Nosso eterno grande herói construiu assim uma trajetória de vida com valores praticamente inabaláveis, de luta por conquistas e de ajuda ao próximo. Deixou a mensagem da vitória e da garra. E, sobretudo, a da possibilidade de sonhar. Sim, porque até mesmo sua primeira vitória no Brasil, em 1991, não foi fácil: perdeu todas as marchas de seu carro nas últimas voltas (restando-lhe apenas a sexta marcha), arrastou sua MacLaren, estando em primeiro, até a bandeirada final (de forma inacreditável)... e, ao final (ainda dentro do cockpit de seu carro), desmaiou de tanta exaustão, sofrendo ali mesmo um espasmo muscular. Mesmo assim, subiu corajosamente ao pódio e ergueu de forma mais do que especial e vibrante a bandeira do Brasil, a taça da vitória. E que vitória!

Sim, Senna, nos deixou essa mensagem da vitória e de orgulho de ser brasileiro, entre momentos de 
lágrimas e champagne, porque com ele e com tantos outros de nossos heróis (Mané Garrincha, Machado de Assis, Pelé, Carlos Drummond de Andrade, Castro Alves, nossos atletas paralímpicos, tão pouco mencionados, e tantos outros) um Brasil inteiro teve a oportunidade de sonhar com a esperança.

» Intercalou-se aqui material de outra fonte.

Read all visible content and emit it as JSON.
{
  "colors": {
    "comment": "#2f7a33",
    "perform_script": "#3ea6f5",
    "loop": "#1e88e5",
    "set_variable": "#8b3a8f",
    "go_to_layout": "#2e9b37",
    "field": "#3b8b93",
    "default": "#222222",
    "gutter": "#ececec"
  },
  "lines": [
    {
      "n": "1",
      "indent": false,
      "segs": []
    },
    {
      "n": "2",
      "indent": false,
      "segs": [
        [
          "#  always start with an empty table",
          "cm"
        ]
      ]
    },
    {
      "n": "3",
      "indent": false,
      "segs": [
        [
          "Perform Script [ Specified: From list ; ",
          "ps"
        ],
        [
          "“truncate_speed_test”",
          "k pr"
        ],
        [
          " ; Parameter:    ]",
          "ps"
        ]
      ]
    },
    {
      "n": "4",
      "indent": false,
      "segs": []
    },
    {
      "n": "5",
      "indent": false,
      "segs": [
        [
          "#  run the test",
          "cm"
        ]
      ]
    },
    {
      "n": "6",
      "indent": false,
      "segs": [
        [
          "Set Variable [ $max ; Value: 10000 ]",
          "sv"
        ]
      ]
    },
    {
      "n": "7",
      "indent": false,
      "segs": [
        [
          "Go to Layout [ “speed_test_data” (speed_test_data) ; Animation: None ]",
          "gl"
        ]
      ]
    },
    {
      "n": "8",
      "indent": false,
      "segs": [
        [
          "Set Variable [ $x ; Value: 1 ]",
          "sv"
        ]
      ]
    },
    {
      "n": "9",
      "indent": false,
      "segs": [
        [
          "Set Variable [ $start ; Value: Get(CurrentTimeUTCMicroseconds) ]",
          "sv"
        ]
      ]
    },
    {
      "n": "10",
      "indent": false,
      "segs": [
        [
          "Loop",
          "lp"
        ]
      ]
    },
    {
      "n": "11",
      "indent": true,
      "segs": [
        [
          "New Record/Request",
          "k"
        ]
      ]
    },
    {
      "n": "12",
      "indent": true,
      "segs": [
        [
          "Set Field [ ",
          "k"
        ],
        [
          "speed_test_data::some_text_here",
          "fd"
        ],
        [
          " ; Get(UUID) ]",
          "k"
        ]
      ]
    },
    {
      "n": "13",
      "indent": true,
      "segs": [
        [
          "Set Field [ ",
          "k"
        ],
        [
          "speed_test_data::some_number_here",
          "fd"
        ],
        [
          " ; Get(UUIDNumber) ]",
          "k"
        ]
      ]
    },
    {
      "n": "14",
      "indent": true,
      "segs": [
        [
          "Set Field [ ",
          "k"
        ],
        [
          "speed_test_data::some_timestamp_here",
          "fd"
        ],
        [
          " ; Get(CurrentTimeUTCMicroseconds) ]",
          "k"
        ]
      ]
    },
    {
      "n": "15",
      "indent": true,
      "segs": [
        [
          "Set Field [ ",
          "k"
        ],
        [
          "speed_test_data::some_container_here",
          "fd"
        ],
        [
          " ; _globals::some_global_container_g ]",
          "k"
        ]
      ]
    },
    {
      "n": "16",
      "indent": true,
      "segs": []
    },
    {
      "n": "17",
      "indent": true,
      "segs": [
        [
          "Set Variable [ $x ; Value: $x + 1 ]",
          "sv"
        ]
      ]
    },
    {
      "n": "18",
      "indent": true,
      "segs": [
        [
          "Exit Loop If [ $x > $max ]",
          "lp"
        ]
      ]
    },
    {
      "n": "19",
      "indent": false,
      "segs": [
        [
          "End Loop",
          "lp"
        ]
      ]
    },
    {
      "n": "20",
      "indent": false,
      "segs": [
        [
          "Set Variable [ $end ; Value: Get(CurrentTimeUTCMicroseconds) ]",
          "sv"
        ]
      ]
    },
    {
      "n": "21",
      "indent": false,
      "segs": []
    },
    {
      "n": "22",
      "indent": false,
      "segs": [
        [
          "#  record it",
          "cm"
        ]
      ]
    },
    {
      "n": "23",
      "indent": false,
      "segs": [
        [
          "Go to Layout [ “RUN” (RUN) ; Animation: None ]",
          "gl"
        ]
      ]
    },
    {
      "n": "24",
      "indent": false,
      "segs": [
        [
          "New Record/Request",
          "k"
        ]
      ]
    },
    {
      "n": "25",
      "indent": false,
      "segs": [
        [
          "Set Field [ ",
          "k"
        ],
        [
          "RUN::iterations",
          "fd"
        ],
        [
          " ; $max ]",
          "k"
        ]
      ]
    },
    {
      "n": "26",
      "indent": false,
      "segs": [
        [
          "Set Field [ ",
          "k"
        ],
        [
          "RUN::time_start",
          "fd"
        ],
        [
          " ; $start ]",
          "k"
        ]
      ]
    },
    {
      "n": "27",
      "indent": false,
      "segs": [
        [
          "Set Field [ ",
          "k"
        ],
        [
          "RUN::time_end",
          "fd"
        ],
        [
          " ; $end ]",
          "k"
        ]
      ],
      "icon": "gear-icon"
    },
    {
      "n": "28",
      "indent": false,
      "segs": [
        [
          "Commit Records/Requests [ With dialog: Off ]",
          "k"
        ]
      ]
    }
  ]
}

Pois foi assim que o nosso grande herói e poeta das curvas foi tecendo com brilho e fulgor nossas eternas manhãs... Fazendo da velocidade uma forma de sublimar nossas profundas mazelas sociais, presentes nas desigualdades vistas em nosso país e em nossas tristezas cotidianas. Sublimou muitas de nossas angústias, senão as de milhões de cidadãos brasileiros, transformando-as nos mais belos voos de alegria, de grandiosa e de pura emoção, de esperança e de eterno primor, esplendoroso primor poético da vida.
Ayrton Senna, com seu capacete verde-amarelo, carregando com orgulho as cores de seu país, nos ensinou uma nova sinfonia do patriotismo e do orgulho em ser brasileiro. E dessa forma a lenda, o herói, o mito nos permitiu voar longos voos, belos, majestosos, brilhantes, sublimes (...) e assim se fez, eterno, entre céus e terras, entre mar e chão, pelo horizonte eterno da emoção...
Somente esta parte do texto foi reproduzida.